Could someone please help me write out the regex expression to pull the specific rows of data in the attached file below ( highlighted) Basically, I'm trying to pull the data starting with "Total ###( 3 digits) ". There are several rows of data starting with "data" but I just want to get the one following by 3 digits and then -. Thanks so much in advance !
Solved! Go to Solution.
Hi @TomWelgemoed ,
Thank you so much for your help! The solution is great. However, I just have a question for future for reference. What is really the difference between "+" vs *.
In your expression, you used (\d+) instead of (\d*). I'm aware that * means "zero or more" and + means " one or more". Do you mind providing an example to suggest when I should use * instead of + or vice versa? I found this super confusing some time.
Thanks again for your help! Really appreciate this.
Hi @TomWelgemoed ,
Just tagged you here again in case you missed my last reply. Please see my previous reply when you have a chance. Thanks!
Hi @Wynn ,
Firstly, apologies for the delay. I did see your note and it was on my list to respond to!

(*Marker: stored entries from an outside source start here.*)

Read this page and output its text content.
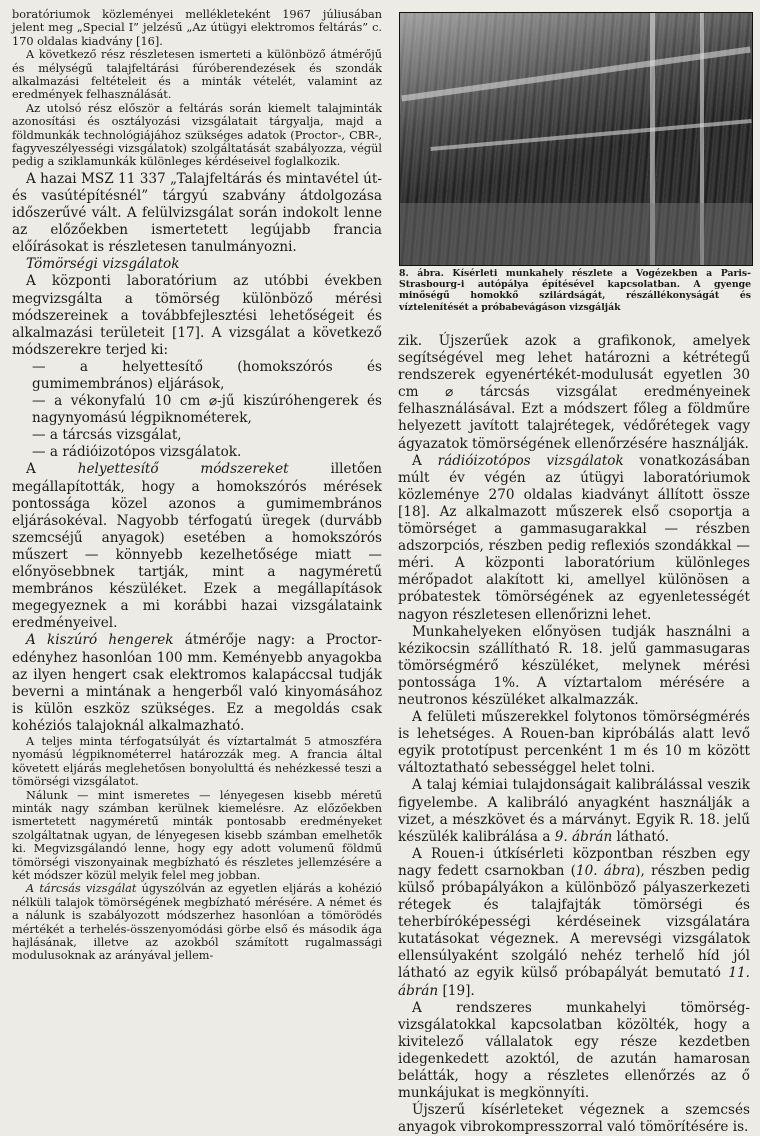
boratóriumok közleményei mellékleteként 1967 júliusában jelent meg „Special I” jelzésű „Az útügyi elektromos feltárás” c. 170 oldalas kiadvány [16].

A következő rész részletesen ismerteti a különböző átmérőjű és mélységű talajfeltárási fúróberendezések és szondák alkalmazási feltételeit és a minták vételét, valamint az eredmények felhasználását.

Az utolsó rész először a feltárás során kiemelt talajminták azonosítási és osztályozási vizsgálatait tárgyalja, majd a földmunkák technológiájához szükséges adatok (Proctor-, CBR-, fagyveszélyességi vizsgálatok) szolgáltatását szabályozza, végül pedig a sziklamunkák különleges kérdéseivel foglalkozik.

A hazai MSZ 11 337 „Talajfeltárás és mintavétel út- és vasútépítésnél” tárgyú szabvány átdolgozása időszerűvé vált. A felülvizsgálat során indokolt lenne az előzőekben ismertetett legújabb francia előírásokat is részletesen tanulmányozni.

Tömörségi vizsgálatok

A központi laboratórium az utóbbi években megvizsgálta a tömörség különböző mérési módszereinek a továbbfejlesztési lehetőségeit és alkalmazási területeit [17]. A vizsgálat a következő módszerekre terjed ki:

— a helyettesítő (homokszórós és gumimembrános) eljárások,

— a vékonyfalú 10 cm ⌀-jű kiszúróhengerek és nagynyomású légpiknométerek,

— a tárcsás vizsgálat,

— a rádióizotópos vizsgálatok.

A helyettesítő módszereket illetően megállapították, hogy a homokszórós mérések pontossága közel azonos a gumimembrános eljárásokéval. Nagyobb térfogatú üregek (durvább szemcséjű anyagok) esetében a homokszórós műszert — könnyebb kezelhetősége miatt — előnyösebbnek tartják, mint a nagyméretű membrános készüléket. Ezek a megállapítások megegyeznek a mi korábbi hazai vizsgálataink eredményeivel.

A kiszúró hengerek átmérője nagy: a Proctor-edényhez hasonlóan 100 mm. Keményebb anyagokba az ilyen hengert csak elektromos kalapáccsal tudják beverni a mintának a hengerből való kinyomásához is külön eszköz szükséges. Ez a megoldás csak kohéziós talajoknál alkalmazható.

A teljes minta térfogatsúlyát és víztartalmát 5 atmoszféra nyomású légpiknométerrel határozzák meg. A francia által követett eljárás meglehetősen bonyolulttá és nehézkessé teszi a tömörségi vizsgálatot.

Nálunk — mint ismeretes — lényegesen kisebb méretű minták nagy számban kerülnek kiemelésre. Az előzőekben ismertetett nagyméretű minták pontosabb eredményeket szolgáltatnak ugyan, de lényegesen kisebb számban emelhetők ki. Megvizsgálandó lenne, hogy egy adott volumenű földmű tömörségi viszonyainak megbízható és részletes jellemzésére a két módszer közül melyik felel meg jobban.

A tárcsás vizsgálat úgyszólván az egyetlen eljárás a kohézió nélküli talajok tömörségének megbízható mérésére. A német és a nálunk is szabályozott módszerhez hasonlóan a tömörödés mértékét a terhelés-összenyomódási görbe első és második ága hajlásának, illetve az azokból számított rugalmassági modulusoknak az arányával jellem-

8. ábra. Kísérleti munkahely részlete a Vogézekben a Paris-Strasbourg-i autópálya építésével kapcsolatban. A gyenge minőségű homokkő szilárdságát, részállékonyságát és víztelenítését a próbabevágáson vizsgálják

zik. Újszerűek azok a grafikonok, amelyek segítségével meg lehet határozni a kétrétegű rendszerek egyenértékét-modulusát egyetlen 30 cm ⌀ tárcsás vizsgálat eredményeinek felhasználásával. Ezt a módszert főleg a földműre helyezett javított talajrétegek, védőrétegek vagy ágyazatok tömörségének ellenőrzésére használják.

A rádióizotópos vizsgálatok vonatkozásában múlt év végén az útügyi laboratóriumok közleménye 270 oldalas kiadványt állított össze [18]. Az alkalmazott műszerek első csoportja a tömörséget a gammasugarakkal — részben adszorpciós, részben pedig reflexiós szondákkal — méri. A központi laboratórium különleges mérőpadot alakított ki, amellyel különösen a próbatestek tömörségének az egyenletességét nagyon részletesen ellenőrizni lehet.

Munkahelyeken előnyösen tudják használni a kézikocsin szállítható R. 18. jelű gammasugaras tömörségmérő készüléket, melynek mérési pontossága 1%. A víztartalom mérésére a neutronos készüléket alkalmazzák.

A felületi műszerekkel folytonos tömörségmérés is lehetséges. A Rouen-ban kipróbálás alatt levő egyik prototípust percenként 1 m és 10 m között változtatható sebességgel helet tolni.

A talaj kémiai tulajdonságait kalibrálással veszik figyelembe. A kalibráló anyagként használják a vizet, a mészkövet és a márványt. Egyik R. 18. jelű készülék kalibrálása a 9. ábrán látható.

A Rouen-i útkísérleti központban részben egy nagy fedett csarnokban (10. ábra), részben pedig külső próbapályákon a különböző pályaszerkezeti rétegek és talajfajták tömörségi és teherbíróképességi kérdéseinek vizsgálatára kutatásokat végeznek. A merevségi vizsgálatok ellensúlyaként szolgáló nehéz terhelő híd jól látható az egyik külső próbapályát bemutató 11. ábrán [19].

A rendszeres munkahelyi tömörség-vizsgálatokkal kapcsolatban közölték, hogy a kivitelező vállalatok egy része kezdetben idegenkedett azoktól, de azután hamarosan belátták, hogy a részletes ellenőrzés az ő munkájukat is megkönnyíti.

Újszerű kísérleteket végeznek a szemcsés anyagok vibrokompresszorral való tömörítésére is.
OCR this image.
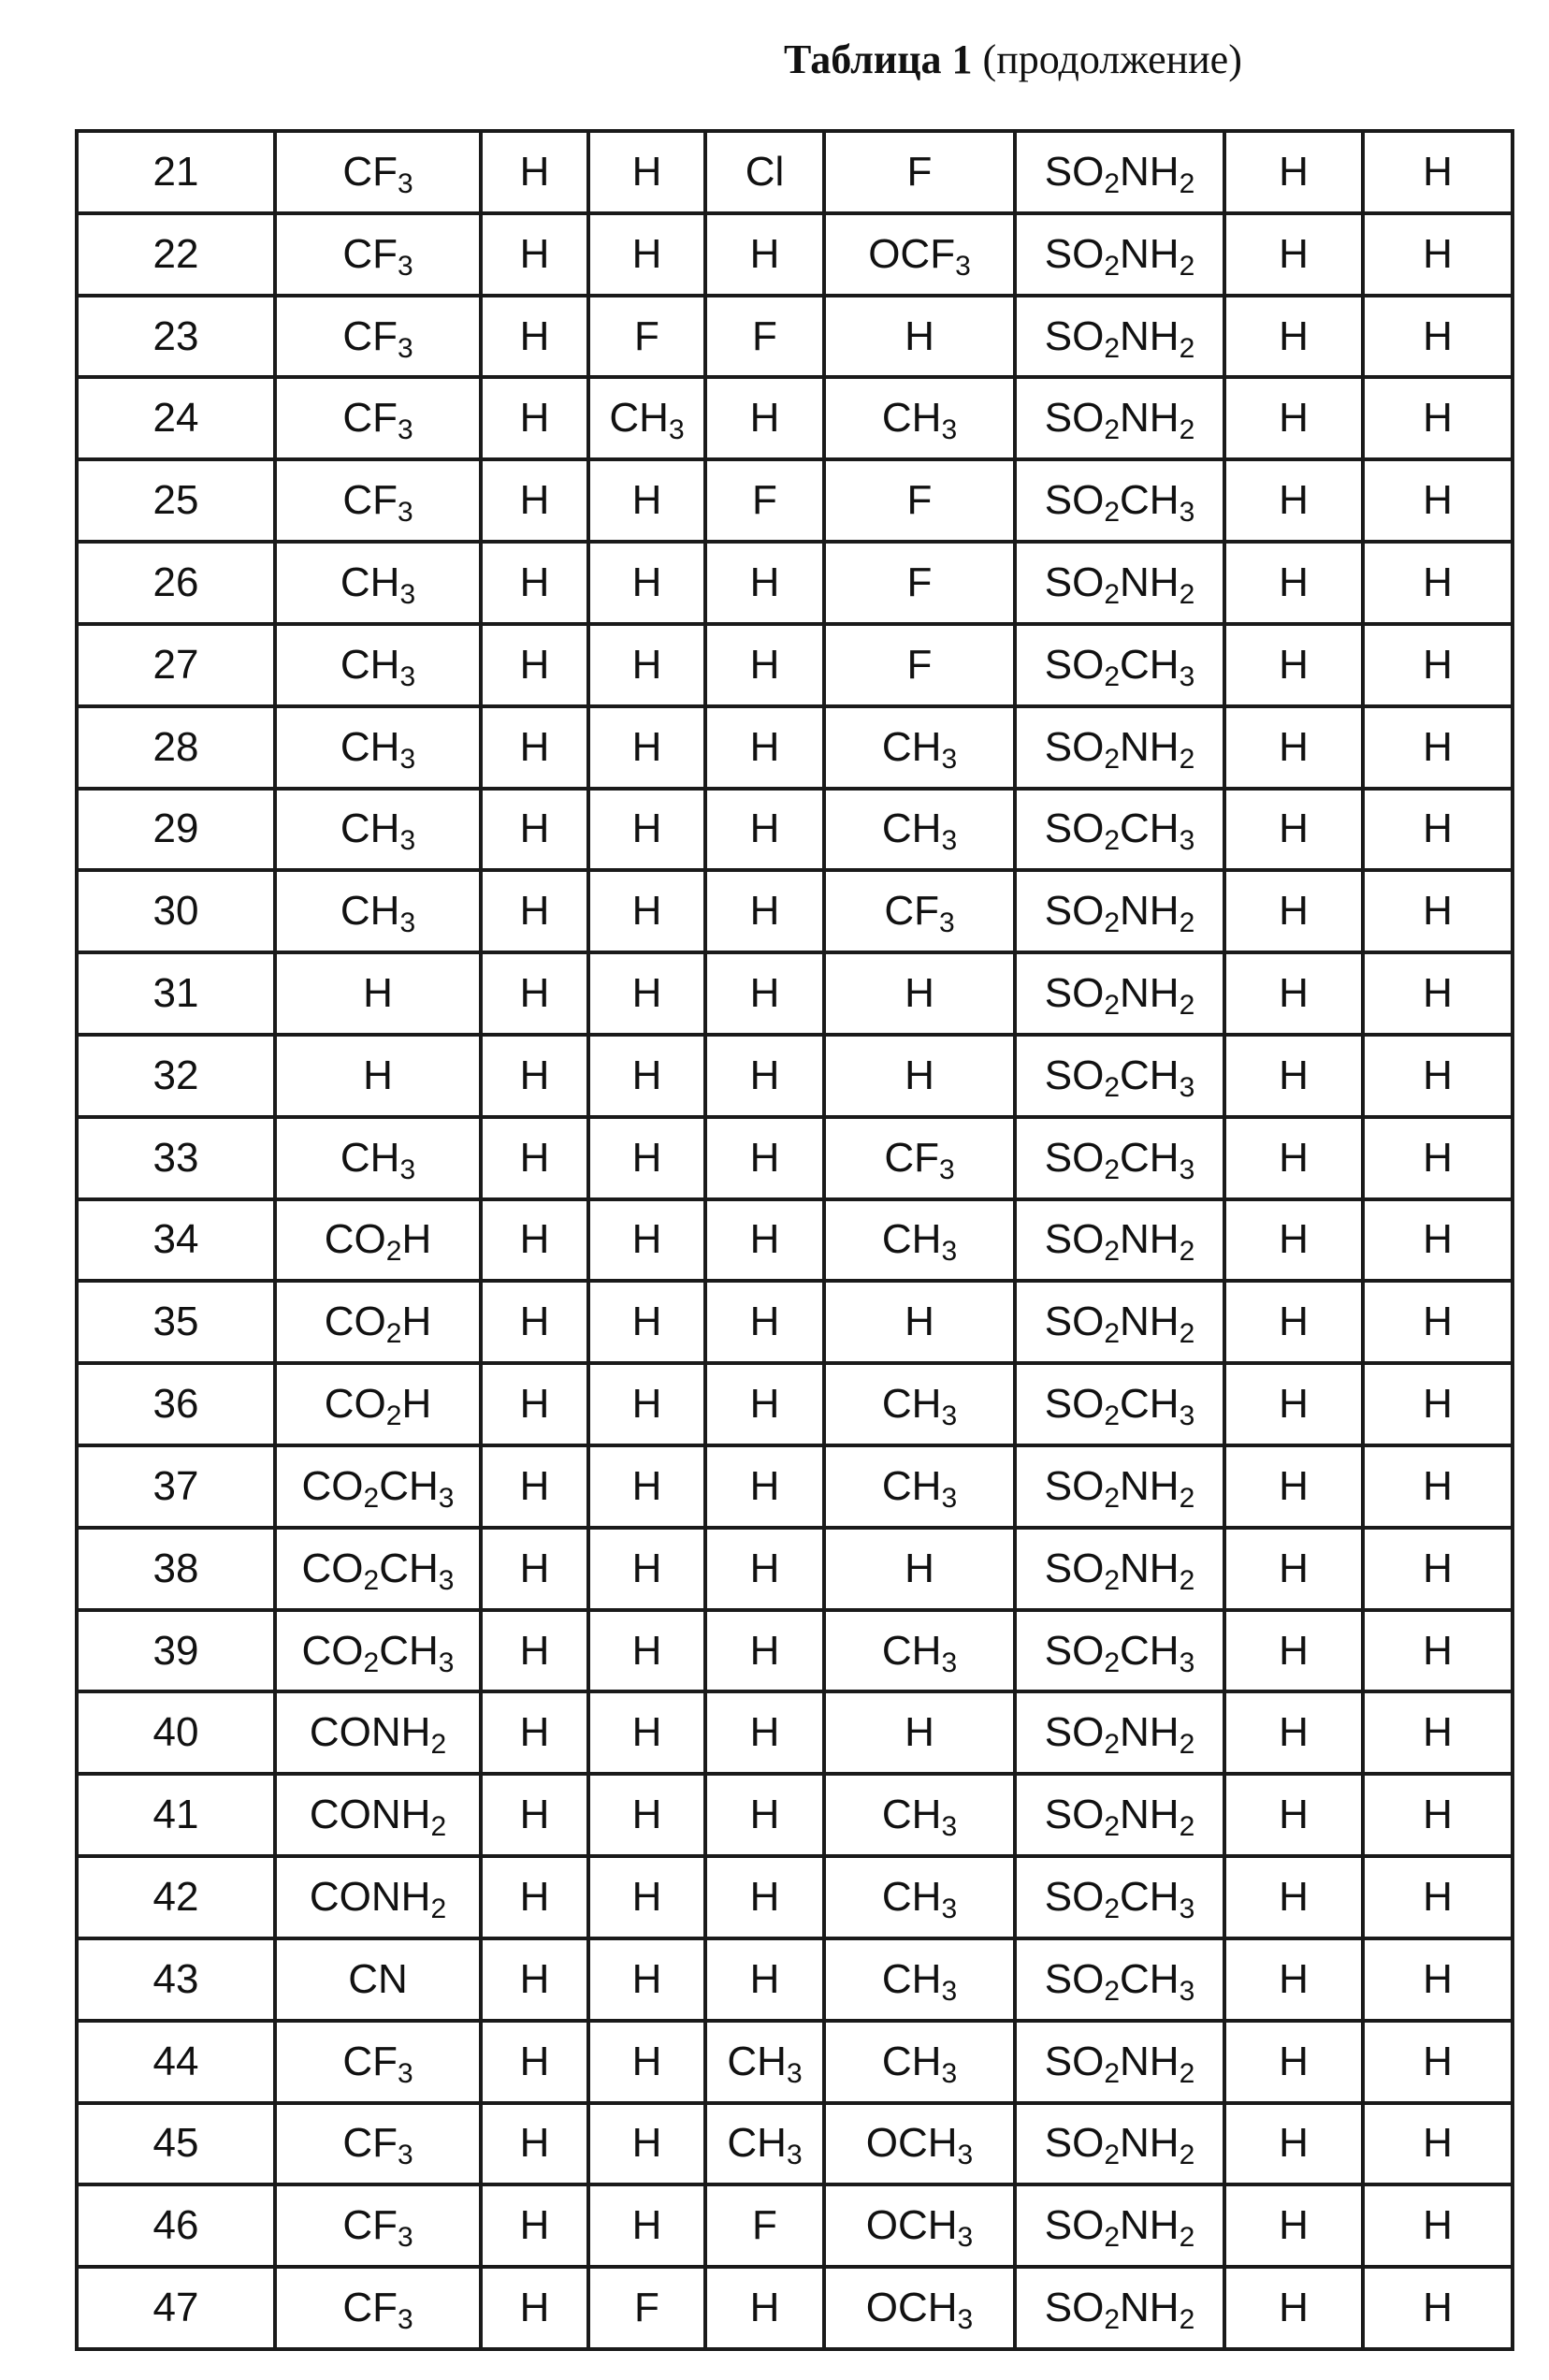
Таблица 1 (продолжение)
21	CF3	H	H	Cl	F	SO2NH2	H	H
22	CF3	H	H	H	OCF3	SO2NH2	H	H
23	CF3	H	F	F	H	SO2NH2	H	H
24	CF3	H	CH3	H	CH3	SO2NH2	H	H
25	CF3	H	H	F	F	SO2CH3	H	H
26	CH3	H	H	H	F	SO2NH2	H	H
27	CH3	H	H	H	F	SO2CH3	H	H
28	CH3	H	H	H	CH3	SO2NH2	H	H
29	CH3	H	H	H	CH3	SO2CH3	H	H
30	CH3	H	H	H	CF3	SO2NH2	H	H
31	H	H	H	H	H	SO2NH2	H	H
32	H	H	H	H	H	SO2CH3	H	H
33	CH3	H	H	H	CF3	SO2CH3	H	H
34	CO2H	H	H	H	CH3	SO2NH2	H	H
35	CO2H	H	H	H	H	SO2NH2	H	H
36	CO2H	H	H	H	CH3	SO2CH3	H	H
37	CO2CH3	H	H	H	CH3	SO2NH2	H	H
38	CO2CH3	H	H	H	H	SO2NH2	H	H
39	CO2CH3	H	H	H	CH3	SO2CH3	H	H
40	CONH2	H	H	H	H	SO2NH2	H	H
41	CONH2	H	H	H	CH3	SO2NH2	H	H
42	CONH2	H	H	H	CH3	SO2CH3	H	H
43	CN	H	H	H	CH3	SO2CH3	H	H
44	CF3	H	H	CH3	CH3	SO2NH2	H	H
45	CF3	H	H	CH3	OCH3	SO2NH2	H	H
46	CF3	H	H	F	OCH3	SO2NH2	H	H
47	CF3	H	F	H	OCH3	SO2NH2	H	H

Secondly, good on you for trying to really understand it.
The reason I didn't get back to you straight away is because I needed to understand it better myself. I'm no regex expert, and often have to test it to learn it myself. If you don't know this already, I can really recommend https://regexr.com/ for trying out regex - you can just cut & paste your text there and try out different methods.
To trial your question, I simply expanded our set of data with some other numeric examples and then compared the 2 outputs. So take this as an investigative result, rather than an expert's view:
To me it looks like the \d* method only really works on numbers - it doesn't appear to be very good at picking out the digits that follow text. See image below. The \d+ method however does appear to be very good at picking out the first group of digits it comes across across (that match the pattern specified). Also, when I put the \d* method on regexr.com, a warning pops up on the top right, saying that this method may have some undesired effects. So my 2 cents: probably best to avoid it as \d+ seems to cover all the required scenarios. Attaching the workflow for you.
Best,
Tom
Hi @TomWelgemoed ,
Thanks so much for taking your time to answer my questions. It is really helpful. I truly appreciate your effort.